Les statistiques publiées sur le chômage des cadres laissent penser que nous serions, dans ce secteur, en situation de plein emploi. La réalité dément ces statistiques mal fondées qui sous-entendent qu’un niveau d’études important serait la garantie de trouver un emploi satisfaisant.
La quasi-totalité des « experts » du marché du travail et des journalistes spécialisés relaient les statistiques du taux de chômage des cadres avec enthousiasme et un brin d’hésitation sur le taux exact : à 3,3%, 3,8% ou moins de 4%, ce serait le plein emploi. On aurait presque envie de chantonner : « Ah, ce qu’il fait bon être cadre en France ! »
Mais au fait, que mesure-t-on ? Comment est calculé le taux de chômage des « cadres » ? Qui établit cette statistique et avec quelles données ? Qui entre dans cette catégorie socio-professionnelle ? Qu’est-ce qu’un cadre ?
A force de manier des concepts passés dans le langage courant, on en oublie ce qu’ils recouvrent. C’est bien là que le bât blesse. Dans ce clair-obscur, les manipulateurs de tous bords peuvent s’engouffrer pour faire de brillantes démonstrations d’intérêt, bâties sur des sables mouvants.
Des statistiques au doigt mouillé
On distingue plusieurs taux de chômage : celui calculé par le Bureau international du Travail (BIT) réalisé à partir d’enquêtes sur le terrain censées permettre des comparaisons internationales et celui issu de la comptabilisation des chômeurs à Pôle Emploi.
De mon échange avec notre agence nationale, j’ai obtenu l’information suivante : « Les demandeurs d’emploi sont identifiés comme cadres dans nos statistiques à partir du moment où le conseiller qui les reçoit en entretien définit dans leurs projets professionnels qu’ils recherchent un métier cadre. Bien souvent, le conseiller peut s’appuyer sur la cotisation à l’AGIRC pour définir la qualité de cadre du demandeur d’emploi. » Est-ce que cela ne relève pas de la politique du doigt mouillé ? Peut-on tirer des conclusions sur des statistiques qui reposent sur des catégorisations si peu fiables ? Et, au-delà des calculs, qu’est-ce qu’un cadre aujourd’hui ? C’est une terminologie bien française n’ayant pas d’équivalent à l’étranger, ce qui ne facilite pas les comparaisons internationales. Historiquement, c’est une personne qui en encadre d’autres, un « manager » en somme. En France, beaucoup de « cadres » ne dirigent aucune équipe. Elles cotisent, en revanche, au régime complémentaire de retraite des cadres, l’AGIRC.

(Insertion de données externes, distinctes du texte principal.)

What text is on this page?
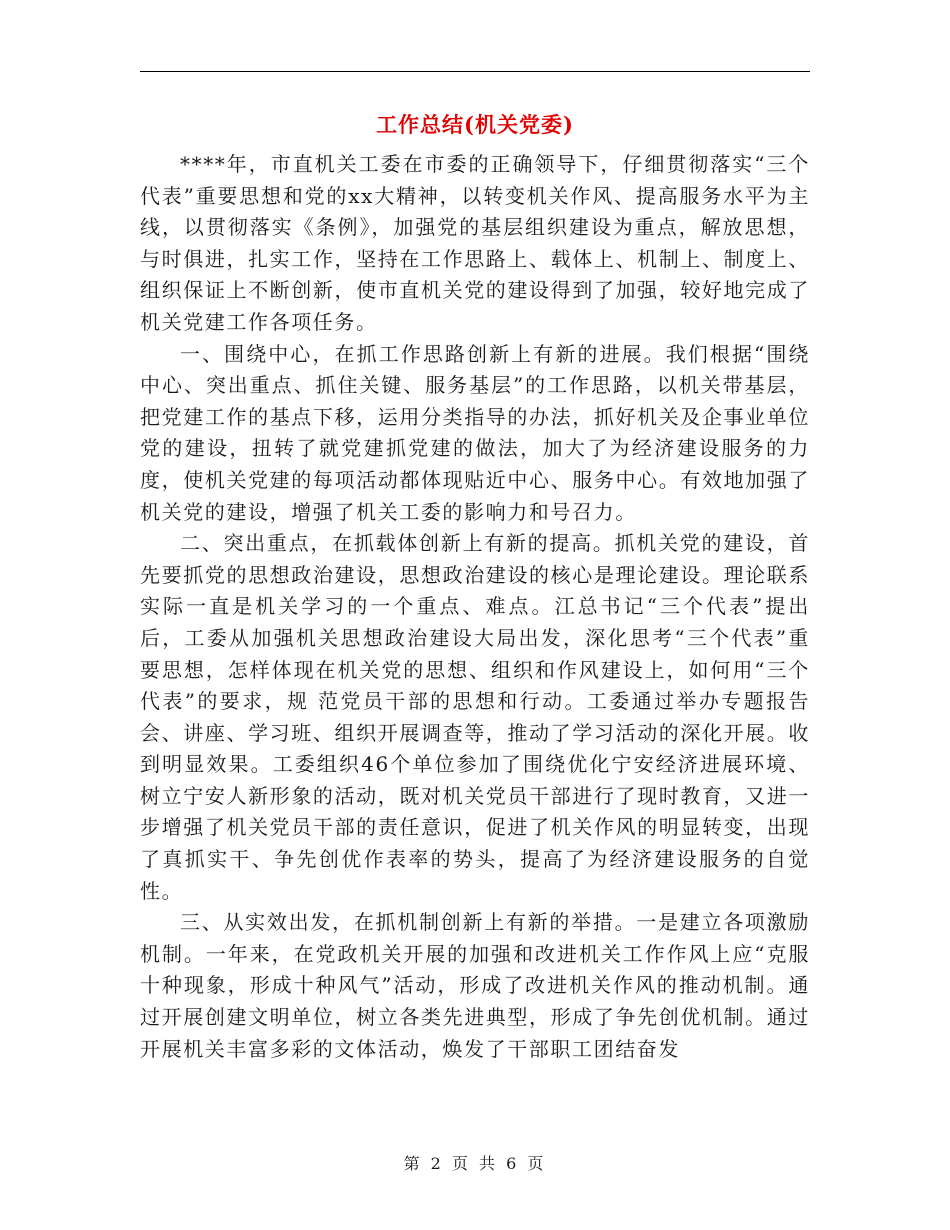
工作总结(机关党委)

****年，市直机关工委在市委的正确领导下，仔细贯彻落实“三个代表”重要思想和党的xx大精神，以转变机关作风、提高服务水平为主线，以贯彻落实《条例》，加强党的基层组织建设为重点，解放思想，与时俱进，扎实工作，坚持在工作思路上、载体上、机制上、制度上、组织保证上不断创新，使市直机关党的建设得到了加强，较好地完成了机关党建工作各项任务。

一、围绕中心，在抓工作思路创新上有新的进展。我们根据“围绕中心、突出重点、抓住关键、服务基层”的工作思路，以机关带基层，把党建工作的基点下移，运用分类指导的办法，抓好机关及企事业单位党的建设，扭转了就党建抓党建的做法，加大了为经济建设服务的力度，使机关党建的每项活动都体现贴近中心、服务中心。有效地加强了机关党的建设，增强了机关工委的影响力和号召力。

二、突出重点，在抓载体创新上有新的提高。抓机关党的建设，首先要抓党的思想政治建设，思想政治建设的核心是理论建设。理论联系实际一直是机关学习的一个重点、难点。江总书记“三个代表”提出后，工委从加强机关思想政治建设大局出发，深化思考“三个代表”重要思想，怎样体现在机关党的思想、组织和作风建设上，如何用“三个代表”的要求，规 范党员干部的思想和行动。工委通过举办专题报告会、讲座、学习班、组织开展调查等，推动了学习活动的深化开展。收到明显效果。工委组织46个单位参加了围绕优化宁安经济进展环境、树立宁安人新形象的活动，既对机关党员干部进行了现时教育，又进一步增强了机关党员干部的责任意识，促进了机关作风的明显转变，出现了真抓实干、争先创优作表率的势头，提高了为经济建设服务的自觉性。

三、从实效出发，在抓机制创新上有新的举措。一是建立各项激励机制。一年来，在党政机关开展的加强和改进机关工作作风上应“克服十种现象，形成十种风气”活动，形成了改进机关作风的推动机制。通过开展创建文明单位，树立各类先进典型，形成了争先创优机制。通过开展机关丰富多彩的文体活动，焕发了干部职工团结奋发

第 2 页 共 6 页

En vertu de ce critère, cela signifie que toute personne ne cotisant pas à l’AGIRC avant son inscription à Pôle Emploi n’entrerait pas dans la catégorie des cadres en recherche d’emploi. Ainsi seraient exclus de cette population :
– Les jeunes diplômés entrant sur le marché du travail
– Les « cadres déclassés » ayant accepté des emplois de niveau inférieur à leur qualification qui se retrouvent, après la fin d’un CDD par exemple, sur le marché du travail.
Ces exclusions de la catégorie « cadres » réduisent d’autant la population de « cadres en recherche d’emploi ». Ceux-ci contribuent à la hausse du taux de chômage global mais pas à celui des cadres.
Le moins que l’on puisse dire, c’est que le « taux de chômage des cadres » est sujet à caution. Il suffit de rappeler un chiffre pour s’en convaincre : à fin juillet 2018, 1 768 320 demandeurs d’emploi de niveau Bac +2 et plus (toutes catégories confondues) sont inscrits à Pôle Emploi en France métropolitaine.
Non seulement cet indicateur n’est pas pertinent, mais il est fortement minoré. Et il l’est d’autant plus que beaucoup de cadres décident délibérément de sortir des statistiques du chômage en venant grossir le rang des auto-entrepreneurs, créateurs de sociétés ou consultants en tout genre aux revenus parfois quasi inexistants. Pour citer Coluche : « Les statistiques, c’est comme le bikini : ça donne des idées, mais ça cache l’essentiel. »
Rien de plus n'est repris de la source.